The Border District through Northumbria couldn't have looked prettier than the morning we drove down to York. We planned to pop into York to look through the National Railway Museum. Mistake. Traffic into York was horrendous and we were trapped in a convoy that crawled at snails pace for more than an hour and a half. We abandoned any hope of making it to the museum, grabbed a quick cup of tea and fled the city as soon as possible. We spent a night with John and Corinne at Branston, just out of Lincoln. They very kindly took us out for a sumptuous meal in a delightful old manor hall converted into a luxury hotel. We would have loved to spend more time in this area.

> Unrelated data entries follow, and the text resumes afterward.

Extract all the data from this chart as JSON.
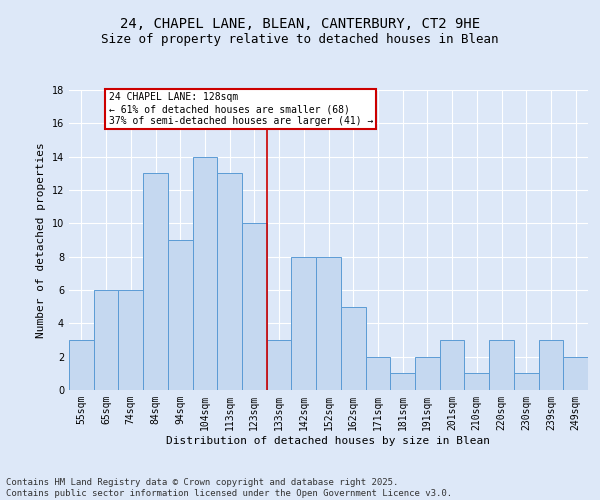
{
  "title1": "24, CHAPEL LANE, BLEAN, CANTERBURY, CT2 9HE",
  "title2": "Size of property relative to detached houses in Blean",
  "xlabel": "Distribution of detached houses by size in Blean",
  "ylabel": "Number of detached properties",
  "categories": [
    "55sqm",
    "65sqm",
    "74sqm",
    "84sqm",
    "94sqm",
    "104sqm",
    "113sqm",
    "123sqm",
    "133sqm",
    "142sqm",
    "152sqm",
    "162sqm",
    "171sqm",
    "181sqm",
    "191sqm",
    "201sqm",
    "210sqm",
    "220sqm",
    "230sqm",
    "239sqm",
    "249sqm"
  ],
  "values": [
    3,
    6,
    6,
    13,
    9,
    14,
    13,
    10,
    3,
    8,
    8,
    5,
    2,
    1,
    2,
    3,
    1,
    3,
    1,
    3,
    2
  ],
  "bar_color": "#c5d8f0",
  "bar_edge_color": "#5b9bd5",
  "reference_line_x": 7.5,
  "reference_line_color": "#cc0000",
  "annotation_text": "24 CHAPEL LANE: 128sqm\n← 61% of detached houses are smaller (68)\n37% of semi-detached houses are larger (41) →",
  "annotation_box_color": "#ffffff",
  "annotation_box_edge": "#cc0000",
  "ylim": [
    0,
    18
  ],
  "yticks": [
    0,
    2,
    4,
    6,
    8,
    10,
    12,
    14,
    16,
    18
  ],
  "footer": "Contains HM Land Registry data © Crown copyright and database right 2025.\nContains public sector information licensed under the Open Government Licence v3.0.",
  "bg_color": "#dde8f8",
  "grid_color": "#ffffff",
  "title_fontsize": 10,
  "subtitle_fontsize": 9,
  "axis_label_fontsize": 8,
  "tick_fontsize": 7,
  "footer_fontsize": 6.5,
  "ann_fontsize": 7
}
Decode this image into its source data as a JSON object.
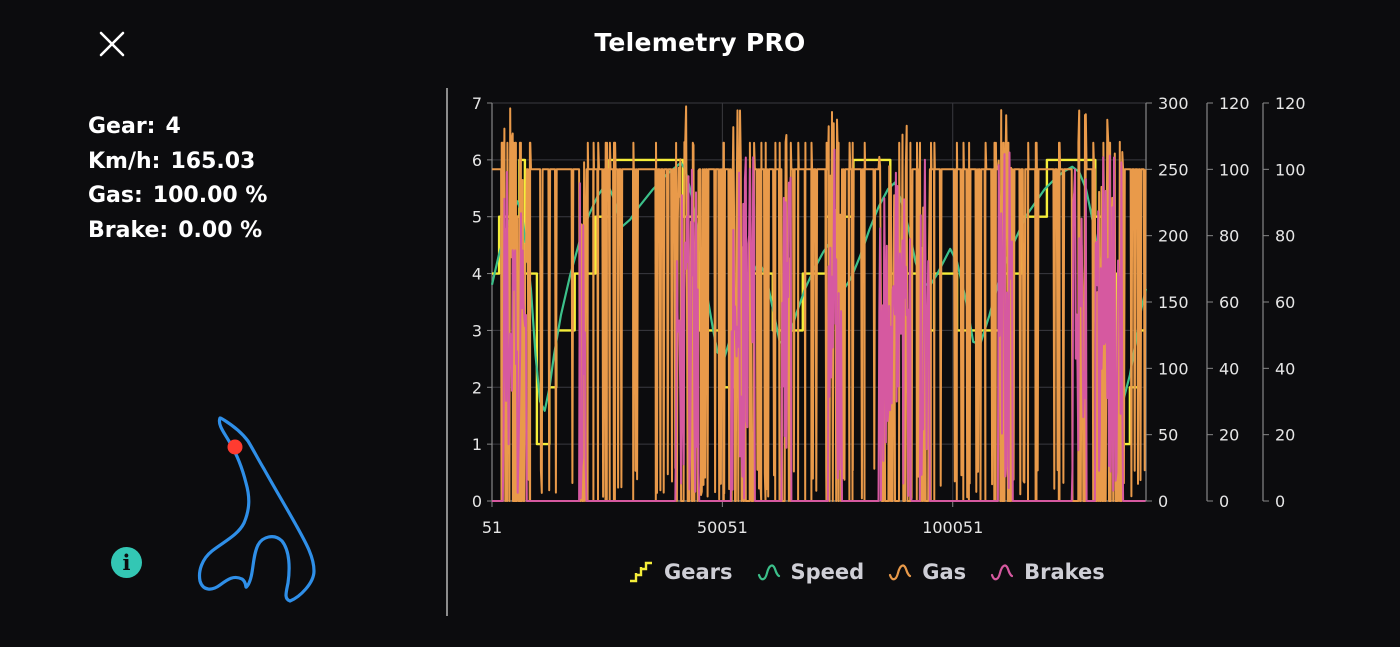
{
  "header": {
    "title": "Telemetry PRO"
  },
  "readout": {
    "gear_label": "Gear:",
    "gear_value": "4",
    "speed_label": "Km/h:",
    "speed_value": "165.03",
    "gas_label": "Gas:",
    "gas_value": "100.00 %",
    "brake_label": "Brake:",
    "brake_value": "0.00 %"
  },
  "info": {
    "glyph": "i"
  },
  "colors": {
    "gears": "#f5ee3a",
    "speed": "#3cc08a",
    "gas": "#e99a4a",
    "brakes": "#d659a0",
    "track": "#2f8fe8",
    "car_marker": "#ff3b30",
    "info": "#33c7b4"
  },
  "legend": [
    {
      "key": "gears",
      "label": "Gears",
      "icon": "gears-step-icon"
    },
    {
      "key": "speed",
      "label": "Speed",
      "icon": "speed-wave-icon"
    },
    {
      "key": "gas",
      "label": "Gas",
      "icon": "gas-wave-icon"
    },
    {
      "key": "brakes",
      "label": "Brakes",
      "icon": "brakes-wave-icon"
    }
  ],
  "chart_data": {
    "type": "line",
    "x_range": [
      51,
      142000
    ],
    "x_ticks": [
      "51",
      "50051",
      "100051"
    ],
    "x_tick_values": [
      51,
      50051,
      100051
    ],
    "grid": true,
    "legend_position": "bottom",
    "axes": [
      {
        "key": "gears",
        "range": [
          0,
          7
        ],
        "ticks": [
          "0",
          "1",
          "2",
          "3",
          "4",
          "5",
          "6",
          "7"
        ]
      },
      {
        "key": "speed",
        "range": [
          0,
          300
        ],
        "ticks": [
          "0",
          "50",
          "100",
          "150",
          "200",
          "250",
          "300"
        ]
      },
      {
        "key": "gas",
        "range": [
          0,
          120
        ],
        "ticks": [
          "0",
          "20",
          "40",
          "60",
          "80",
          "100",
          "120"
        ]
      },
      {
        "key": "brakes",
        "range": [
          0,
          120
        ],
        "ticks": [
          "0",
          "20",
          "40",
          "60",
          "80",
          "100",
          "120"
        ]
      }
    ],
    "series": [
      {
        "name": "Gears",
        "key": "gears",
        "axis": 0,
        "points": [
          [
            51,
            4
          ],
          [
            1500,
            4
          ],
          [
            1600,
            5
          ],
          [
            5500,
            5
          ],
          [
            6000,
            6
          ],
          [
            7000,
            6
          ],
          [
            7200,
            4
          ],
          [
            9500,
            4
          ],
          [
            9800,
            1
          ],
          [
            12000,
            1
          ],
          [
            12500,
            2
          ],
          [
            13500,
            2
          ],
          [
            14000,
            3
          ],
          [
            17500,
            3
          ],
          [
            18000,
            4
          ],
          [
            22000,
            4
          ],
          [
            22500,
            5
          ],
          [
            25000,
            5
          ],
          [
            25500,
            6
          ],
          [
            41000,
            6
          ],
          [
            41500,
            5
          ],
          [
            44500,
            5
          ],
          [
            45000,
            3
          ],
          [
            50000,
            3
          ],
          [
            50500,
            2
          ],
          [
            52000,
            2
          ],
          [
            52500,
            3
          ],
          [
            54500,
            3
          ],
          [
            55000,
            4
          ],
          [
            60500,
            4
          ],
          [
            61000,
            3
          ],
          [
            67000,
            3
          ],
          [
            67500,
            4
          ],
          [
            72000,
            4
          ],
          [
            72500,
            5
          ],
          [
            78000,
            5
          ],
          [
            78500,
            6
          ],
          [
            86000,
            6
          ],
          [
            86500,
            4
          ],
          [
            92000,
            4
          ],
          [
            92500,
            3
          ],
          [
            95500,
            3
          ],
          [
            96000,
            4
          ],
          [
            100500,
            4
          ],
          [
            101000,
            3
          ],
          [
            110000,
            3
          ],
          [
            110500,
            4
          ],
          [
            114500,
            4
          ],
          [
            115000,
            5
          ],
          [
            120000,
            5
          ],
          [
            120500,
            6
          ],
          [
            130500,
            6
          ],
          [
            131000,
            5
          ],
          [
            133000,
            5
          ],
          [
            133500,
            4
          ],
          [
            135000,
            4
          ],
          [
            135500,
            1
          ],
          [
            138000,
            1
          ],
          [
            138500,
            2
          ],
          [
            140000,
            2
          ],
          [
            140500,
            3
          ],
          [
            142000,
            3
          ]
        ]
      },
      {
        "name": "Speed",
        "key": "speed",
        "axis": 1,
        "points": [
          [
            51,
            163
          ],
          [
            1500,
            185
          ],
          [
            3500,
            208
          ],
          [
            5500,
            226
          ],
          [
            6500,
            218
          ],
          [
            7500,
            190
          ],
          [
            8500,
            160
          ],
          [
            9500,
            110
          ],
          [
            10500,
            75
          ],
          [
            11500,
            68
          ],
          [
            12500,
            85
          ],
          [
            13500,
            110
          ],
          [
            15000,
            140
          ],
          [
            17000,
            170
          ],
          [
            19000,
            195
          ],
          [
            21000,
            215
          ],
          [
            23000,
            230
          ],
          [
            25000,
            240
          ],
          [
            26500,
            228
          ],
          [
            28000,
            206
          ],
          [
            30000,
            212
          ],
          [
            32000,
            222
          ],
          [
            35000,
            235
          ],
          [
            38000,
            246
          ],
          [
            41000,
            255
          ],
          [
            42000,
            250
          ],
          [
            43500,
            228
          ],
          [
            45000,
            195
          ],
          [
            46500,
            160
          ],
          [
            48000,
            130
          ],
          [
            49000,
            112
          ],
          [
            50500,
            108
          ],
          [
            52000,
            125
          ],
          [
            54000,
            148
          ],
          [
            56000,
            168
          ],
          [
            58000,
            180
          ],
          [
            59500,
            170
          ],
          [
            61000,
            145
          ],
          [
            62500,
            120
          ],
          [
            64000,
            118
          ],
          [
            66000,
            140
          ],
          [
            68000,
            160
          ],
          [
            70000,
            175
          ],
          [
            72000,
            188
          ],
          [
            73500,
            195
          ],
          [
            75000,
            180
          ],
          [
            76500,
            160
          ],
          [
            78000,
            168
          ],
          [
            80000,
            185
          ],
          [
            82000,
            205
          ],
          [
            84000,
            222
          ],
          [
            86000,
            235
          ],
          [
            87500,
            240
          ],
          [
            89000,
            225
          ],
          [
            90500,
            205
          ],
          [
            92000,
            180
          ],
          [
            93500,
            165
          ],
          [
            95000,
            162
          ],
          [
            96500,
            170
          ],
          [
            98000,
            180
          ],
          [
            99500,
            190
          ],
          [
            101000,
            180
          ],
          [
            103000,
            150
          ],
          [
            104500,
            120
          ],
          [
            106000,
            118
          ],
          [
            108000,
            140
          ],
          [
            110000,
            165
          ],
          [
            112000,
            185
          ],
          [
            114000,
            200
          ],
          [
            116000,
            215
          ],
          [
            118000,
            225
          ],
          [
            120000,
            235
          ],
          [
            122000,
            242
          ],
          [
            124000,
            248
          ],
          [
            126000,
            252
          ],
          [
            127500,
            248
          ],
          [
            129000,
            235
          ],
          [
            130500,
            210
          ],
          [
            132000,
            180
          ],
          [
            133500,
            140
          ],
          [
            135000,
            90
          ],
          [
            136000,
            70
          ],
          [
            137000,
            75
          ],
          [
            138500,
            95
          ],
          [
            140000,
            125
          ],
          [
            141000,
            145
          ],
          [
            142000,
            160
          ]
        ]
      },
      {
        "name": "Gas",
        "key": "gas",
        "axis": 2,
        "points": []
      },
      {
        "name": "Brakes",
        "key": "brakes",
        "axis": 3,
        "points": []
      }
    ]
  }
}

On to Kent where we had intended to spend a couple of weeks in Jeff and Jane's cottage while they took over Sable from Philip and Sue. However a nasty fall rendered Jeff unable to make the trip to France so we stayed only two nights as Philip and Sue were understanably reluctant to leave Sable unattended. Our reduced timeframe did not prevent us from making numerous forays around the county to see some great places: Leeds Castle, one of Henry VIII's favourite residences and luxuriously renovated by Lady Baillie in the 1920's; Rochester a quaint old fortified city on the banks of the Medway — its buildings were source of inspiration for many of Dickens' novels; Canterbury with its historic cathedral and attractive arcades of shops; Margate and Ramsgate, seaside resorts perched near the eastern-most prominitory of the UK. Ultimate highlight however was Dover Castle and the tunnels beneath it, famously used during WWII, especially as headquarters for Admiral Ramsay as he oversaw the evacuation of Dunkirk in May, 1940. We spent half a day there and would have loved to have had longer to fully take in all the site has to offer. Before our ferry sailed for Calais we took a long hike up to the top and along the crest of the "White Cliffs". The sight was stunning. The town of Dover has little going for it, then neither does Calais but we were obliged to spend a night in both. A five hour journey by train took us to Clamecy to be reunited with Sable (looking very spic and span) and a relieved Philip and Sue packed and ready to depart for Bretagne.
Since arriving back in France the weather has been exceptionally sunny and hot — every day +30oC. We headed north for a week getting as far as Vincelles which enabled us to bike into Auxerre for essential shopping. We've now turned around and are travelling up the Nivernais, eventually back to Decize and from there on to Roanne to Sable's winter mooring.